Каждый организм имеет не только свою собственную конституцию, но и свойство резистентности, которое защищает его от внешнего негативного воздействия. Точно так же каждое демократическое государство должно иметь не только формальную Конституцию и легитимное правительство не менее важно для него быть способным осуществлять конституционное сопротивление. Существует множество областей конституционной материи, которые достаточно изучены, такие как режим конституционной законности или разделение властей, но настоящая статья раскрывает иную, самостоятельную часть демократического механизма, которая способна ответить на вопрос: почему недавно существовавшие государства с конституционной законностью и разделением властей потерпели крушение?

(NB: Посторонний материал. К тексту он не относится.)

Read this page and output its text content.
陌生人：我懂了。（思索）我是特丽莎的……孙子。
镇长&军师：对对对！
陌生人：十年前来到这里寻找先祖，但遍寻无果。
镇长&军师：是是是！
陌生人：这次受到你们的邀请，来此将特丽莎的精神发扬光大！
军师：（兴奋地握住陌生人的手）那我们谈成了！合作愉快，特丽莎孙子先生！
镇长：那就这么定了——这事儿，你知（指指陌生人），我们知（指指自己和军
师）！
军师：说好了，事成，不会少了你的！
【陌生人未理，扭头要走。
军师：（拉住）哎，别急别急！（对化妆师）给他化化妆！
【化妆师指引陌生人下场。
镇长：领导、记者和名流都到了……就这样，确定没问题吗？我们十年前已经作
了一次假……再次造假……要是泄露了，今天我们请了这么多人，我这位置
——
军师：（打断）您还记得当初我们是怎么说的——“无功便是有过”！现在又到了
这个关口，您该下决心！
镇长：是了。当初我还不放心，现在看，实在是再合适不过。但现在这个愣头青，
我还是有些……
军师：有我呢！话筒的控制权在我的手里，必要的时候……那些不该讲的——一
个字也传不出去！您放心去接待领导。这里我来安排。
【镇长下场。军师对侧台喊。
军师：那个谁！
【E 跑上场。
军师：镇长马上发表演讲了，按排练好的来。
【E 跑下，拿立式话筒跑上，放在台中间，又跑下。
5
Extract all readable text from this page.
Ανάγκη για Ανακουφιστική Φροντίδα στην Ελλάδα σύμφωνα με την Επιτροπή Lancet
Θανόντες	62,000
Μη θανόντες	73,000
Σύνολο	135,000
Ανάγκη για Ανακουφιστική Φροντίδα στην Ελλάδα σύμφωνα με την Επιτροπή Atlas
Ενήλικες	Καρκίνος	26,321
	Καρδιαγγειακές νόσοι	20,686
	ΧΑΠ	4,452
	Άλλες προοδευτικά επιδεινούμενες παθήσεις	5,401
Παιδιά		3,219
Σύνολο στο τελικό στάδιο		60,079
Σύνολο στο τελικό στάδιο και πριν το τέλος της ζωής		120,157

Теоретическая основа конституционной резистентности раскрывается посредством доктрин верховенства права и конституционного надзора, а также через призму работ великих основателей западного конституционализма, таких как Дж. Мэдисон, А. де Токвилль, А. Дайси, Э.-Ж. Сийес, Дж. Сартори и другие. Автор подкрепляет свой оригинальный взгляд на предмет исследования практикой различных высоких судов. Опыт конституционного кризиса в одних государствах и успешной конституционной резистентности в других показывает практическую ценность этого института для демократического общества. Размышления автора предоставляют возможность предложить формулу конституционной резистентности. Отсылки к органической теории государства приводят к актуальному выводу о том, что конституционная резистентность это здоровье государства.

Текст научной работы на тему «Constitutional resistance as an essential ability of modern democracy»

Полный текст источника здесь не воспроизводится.